青波は仏頂面という表情の名称がぴったりの顔をして、姉の亜紀の我が儘で今まで京都に来るたびに連れて行かされている、新選組記念館に、今年もまた来ていた。
(ったく・・・なんで毎年きて飽きないかなー・・・いい加減にしろよな−・・・)
いきたいのなら、一人でいけばいいものを、毎年、青波を連れて行くのだ。
連れて行くといっても、毎回、回るのは別々なのだが・・・
(別々で回るのに一緒に行く必要がどこにあんだよ・・・?)
すり切れ気味のGパンのポケットに手を突っ込んで、完全なる蟹股で展示室を歩く。
まわりはいろんな観光客がいるが、ごった返しているというほどではない。
むしろすいてる方だろう。
新選組記念館といっても、そんな大規模なものではない。
すこしだけ、資料の展示や、当時の風景やらを再現したものだけ。
飛び抜けて有名なものとか、別にあるわけではない・・・が姉はここが好きなのだ。
(ほんとに何がいいんだか・・・)
だったらもっと詳しく大規模な記念館に行きたいよ、などどぶつくさ言いながらブラブラしていると、ふと、足下の床がガラス張りになった。

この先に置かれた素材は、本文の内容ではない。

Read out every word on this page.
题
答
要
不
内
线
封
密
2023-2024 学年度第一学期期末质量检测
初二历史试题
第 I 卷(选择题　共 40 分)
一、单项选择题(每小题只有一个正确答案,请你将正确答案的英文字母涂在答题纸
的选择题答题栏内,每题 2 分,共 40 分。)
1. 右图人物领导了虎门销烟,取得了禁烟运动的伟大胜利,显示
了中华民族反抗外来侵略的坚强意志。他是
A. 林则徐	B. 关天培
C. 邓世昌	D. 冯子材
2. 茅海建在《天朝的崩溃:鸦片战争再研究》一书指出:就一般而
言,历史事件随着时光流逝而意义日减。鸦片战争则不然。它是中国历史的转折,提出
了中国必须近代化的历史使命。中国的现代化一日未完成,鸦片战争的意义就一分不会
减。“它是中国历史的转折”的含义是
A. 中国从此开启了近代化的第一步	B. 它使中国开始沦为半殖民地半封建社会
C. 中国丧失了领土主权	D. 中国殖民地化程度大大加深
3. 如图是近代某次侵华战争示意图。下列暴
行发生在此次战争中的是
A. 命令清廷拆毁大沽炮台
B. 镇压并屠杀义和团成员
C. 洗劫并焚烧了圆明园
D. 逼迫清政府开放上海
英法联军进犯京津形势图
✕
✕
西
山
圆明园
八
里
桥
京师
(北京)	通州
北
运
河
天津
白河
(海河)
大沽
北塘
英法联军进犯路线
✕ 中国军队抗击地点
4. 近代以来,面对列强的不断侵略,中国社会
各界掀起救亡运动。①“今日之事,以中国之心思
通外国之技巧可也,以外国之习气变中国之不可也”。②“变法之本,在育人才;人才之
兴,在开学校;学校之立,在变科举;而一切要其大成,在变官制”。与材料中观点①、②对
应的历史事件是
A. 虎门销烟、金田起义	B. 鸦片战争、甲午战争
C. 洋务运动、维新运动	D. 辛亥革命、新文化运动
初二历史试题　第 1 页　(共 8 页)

つと、目線を足下にやると、『浪士の密会』と書かれたテープ越しに、いろりを囲んだすすけた着物を羽織った侍たちの人形が額をつきあわせている風景が見えた。
(せまっくるしいとこでやるんだなー)
とその展示物を眺めて通り過ぎようとしたところ、ちょうどいろりを過ぎたあたりだろうか・・・なにやら、浮遊感に襲われた。
「は??」
胃がふっと浮き上がる感じがし、足下の支えがなくなった。
「え??」
頭が状況についていく前に、青波は下へと落ちていった。